Sentada no ponto de ônibus, ela chora. Sem disfarce, as lágrimas rolam pelo rosto, enquanto o mundo segue sua saga insana, apressada e barulhenta. Ela não; fica imóvel. As pálpebras abaixadas, os cílios umedecidos, as narinas aureoladas por linhas carmim. Percebe-se, com muita observação, um soluço que faz com que o tórax entre em descompasso.

Não há descontrole, desespero e, muito menos, nervosismo. É uma espécie de choro sereno, mas dolorido. Toda a paisagem se converte na imagem de uma menina de 16 anos sentada num ponto de ônibus. É possível que tenha parado ali para partilhar as lágrimas, pois faz umas três horas que a observamos e todos os ônibus, para todos os destinos e lugares, já passaram inúmeras vezes.
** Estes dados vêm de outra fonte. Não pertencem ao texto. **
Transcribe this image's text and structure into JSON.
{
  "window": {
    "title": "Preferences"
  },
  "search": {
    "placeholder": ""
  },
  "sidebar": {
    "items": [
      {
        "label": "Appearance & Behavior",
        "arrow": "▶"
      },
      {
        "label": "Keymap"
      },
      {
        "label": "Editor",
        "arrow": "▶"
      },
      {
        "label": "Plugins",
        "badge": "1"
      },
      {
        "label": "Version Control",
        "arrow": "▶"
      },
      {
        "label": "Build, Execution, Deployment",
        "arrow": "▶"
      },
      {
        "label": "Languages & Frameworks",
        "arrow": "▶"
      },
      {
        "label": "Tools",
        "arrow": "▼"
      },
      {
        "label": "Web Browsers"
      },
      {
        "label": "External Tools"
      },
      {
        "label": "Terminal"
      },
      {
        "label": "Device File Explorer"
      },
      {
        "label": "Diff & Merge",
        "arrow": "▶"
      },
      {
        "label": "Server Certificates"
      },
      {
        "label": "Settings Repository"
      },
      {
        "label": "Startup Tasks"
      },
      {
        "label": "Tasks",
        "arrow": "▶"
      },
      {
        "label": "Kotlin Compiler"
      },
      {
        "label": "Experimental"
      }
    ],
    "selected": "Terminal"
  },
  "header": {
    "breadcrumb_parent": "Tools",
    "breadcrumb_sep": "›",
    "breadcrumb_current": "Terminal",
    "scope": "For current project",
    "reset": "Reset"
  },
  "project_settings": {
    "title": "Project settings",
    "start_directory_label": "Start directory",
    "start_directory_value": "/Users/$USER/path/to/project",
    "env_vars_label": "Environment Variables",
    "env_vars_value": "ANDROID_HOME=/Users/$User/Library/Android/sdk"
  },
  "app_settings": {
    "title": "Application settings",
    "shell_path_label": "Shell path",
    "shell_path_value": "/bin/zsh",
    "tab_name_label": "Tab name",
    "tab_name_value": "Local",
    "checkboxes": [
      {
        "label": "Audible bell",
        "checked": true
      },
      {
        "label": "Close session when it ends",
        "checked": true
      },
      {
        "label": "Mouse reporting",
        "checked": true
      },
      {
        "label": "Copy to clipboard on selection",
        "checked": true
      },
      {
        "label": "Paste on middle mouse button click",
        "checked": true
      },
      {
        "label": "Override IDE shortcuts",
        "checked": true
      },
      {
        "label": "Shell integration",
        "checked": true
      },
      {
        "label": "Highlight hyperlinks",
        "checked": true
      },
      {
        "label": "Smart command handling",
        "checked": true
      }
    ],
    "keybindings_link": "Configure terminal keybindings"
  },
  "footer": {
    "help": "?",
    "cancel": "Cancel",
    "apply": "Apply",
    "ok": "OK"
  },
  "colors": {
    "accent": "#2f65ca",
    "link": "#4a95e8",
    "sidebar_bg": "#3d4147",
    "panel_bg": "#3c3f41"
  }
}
As pessoas se acumulam, se aproximam com o aumento do vento e da garoa. Próximo a ela ninguém ousa chegar. Há uma espécie de negação daquele ser e de seu estado. Não se sabe se por medo ou pela habitual indiferença ao outro. O fato é que todos se desviam daqueles olhos negros manchados de tristeza.

As falas se acumulam. Todos têm seus objetivos, suas rotas. Aprenderam, em cursos básicos pela televisão, que é preciso não admitir desvios, mudanças de rota. À frente do ponto de ônibus, igualmente só, um senhor bebe cachaça com cerveja e fuma compulsivamente. A fumaça tenta fazer desenhos nos pingos, mas logo se espraia. O olhar firme e as rugas levam a crer que mastiga algum amargor. Tem um ar altivo, típico dos homens solitários e desesperados.

Eles não se observam, não se tocam. E mal sabem que estão sendo observados. É certo que só as solidões podem se encontrar. Que só um ser solitário beija as tristezas alheias e as toma para si. Volta-se para a menina novamente. A correria continua. Todos procuram cumprir suas tarefas diárias e passar ilesos pelo dia, sem tormentos, sem tragédias. Dormir, acordar, café, aula, trabalho, uns telefonemas, algumas refeições e dormir. Assegurar a falsa segurança diária parece trazer algum conforto.

A menina e o senhor continuam em seus rituais de silêncio. Ela chove por dentro, ele tenta apagar a memória, a julgar pela quantidade de cachaça que já bebeu. Um cão, com apenas três pernas e totalmente ferido, atravessa a rua encharcado. O observador tentar decifrar as imagens. Quer ver além do que está à sua frente. Procura santificar seus deuses disfarçados e imóveis. Não se aproxima da menina, não senta para beber com o senhor. O cão se aproxima do mendigo que dorme sob a marquise e lambe seu rosto, num gesto inequívoco de devoção. Ao chegar à sua casa, sentiu nojo da assepsia hipócrita que o cerca. Chorou.